Meskipun tidak ada cara sederhana untuk membuat Iran menghentikan penjualan senjatanya ke Rusia, sebagian dari solusinya adalah dengan mencegah penjualan beberapa komponen yang digunakan Iran untuk membuat senjata-senjata ini. Iran, seperti Rusia, diketahui menggunakan suku cadang buatan Amerika pada senjatanya, karena diproduksi secara massal dan berkualitas tinggi.

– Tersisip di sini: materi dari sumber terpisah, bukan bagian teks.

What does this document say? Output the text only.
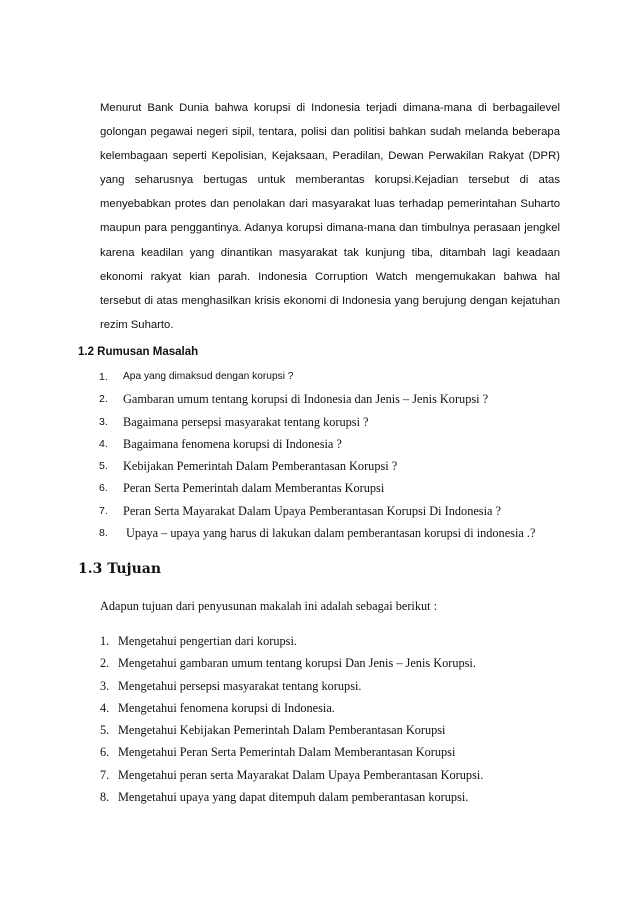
Menurut Bank Dunia bahwa korupsi di Indonesia terjadi dimana-mana di berbagailevel golongan pegawai negeri sipil, tentara, polisi dan politisi bahkan sudah melanda beberapa kelembagaan seperti Kepolisian, Kejaksaan, Peradilan, Dewan Perwakilan Rakyat (DPR) yang seharusnya bertugas untuk memberantas korupsi.Kejadian tersebut di atas menyebabkan protes dan penolakan dari masyarakat luas terhadap pemerintahan Suharto maupun para penggantinya. Adanya korupsi dimana-mana dan timbulnya perasaan jengkel karena keadilan yang dinantikan masyarakat tak kunjung tiba, ditambah lagi keadaan ekonomi rakyat kian parah. Indonesia Corruption Watch mengemukakan bahwa hal tersebut di atas menghasilkan krisis ekonomi di Indonesia yang berujung dengan kejatuhan rezim Suharto.

1.2 Rumusan Masalah
1.	Apa yang dimaksud dengan korupsi ?
2.	Gambaran umum tentang korupsi di Indonesia dan Jenis – Jenis Korupsi ?
3.	Bagaimana persepsi masyarakat tentang korupsi ?
4.	Bagaimana fenomena korupsi di Indonesia ?
5.	Kebijakan Pemerintah Dalam Pemberantasan Korupsi ?
6.	Peran Serta Pemerintah dalam Memberantas Korupsi
7.	Peran Serta Mayarakat Dalam Upaya Pemberantasan Korupsi Di Indonesia ?
8.	Upaya – upaya yang harus di lakukan dalam pemberantasan korupsi di indonesia .?
1.3 Tujuan

Adapun tujuan dari penyusunan makalah ini adalah sebagai berikut :

1. Mengetahui pengertian dari korupsi.
2. Mengetahui gambaran umum tentang korupsi Dan Jenis – Jenis Korupsi.
3. Mengetahui persepsi masyarakat tentang korupsi.
4. Mengetahui fenomena korupsi di Indonesia.
5. Mengetahui Kebijakan Pemerintah Dalam Pemberantasan Korupsi
6. Mengetahui Peran Serta Pemerintah Dalam Memberantasan Korupsi
7. Mengetahui peran serta Mayarakat Dalam Upaya Pemberantasan Korupsi.
8. Mengetahui upaya yang dapat ditempuh dalam pemberantasan korupsi.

Misalnya, Iran menggunakan microchip, modul GPS, dan komponen papan sirkuit Amerika pada drone-nya. Faktanya, 40 dari 52 komponen yang dikeluarkan dari drone Shahed-136 yang jatuh di Ukraina pada tahun 2023 kemungkinan dibuat oleh perusahaan AS dan perusahaan Barat lainnya. Namun, mencegah perolehan komponen-komponen ini sulit. Komponen-komponen ini sangat kecil dan sulit dilacak satu per satu, dan perusahaan cangkang Iran sulit diidentifikasi.

Oleh karena itu, strategi seperti penggunaan kecerdasan buatan atau sistem komputer lain untuk melacak beberapa transaksi secara bersamaan harus diterapkan untuk mengetahui perusahaan mana yang menjual barang-barang ini langsung ke Iran atau menjualnya ke perusahaan lain yang kemudian menjualnya ke Iran.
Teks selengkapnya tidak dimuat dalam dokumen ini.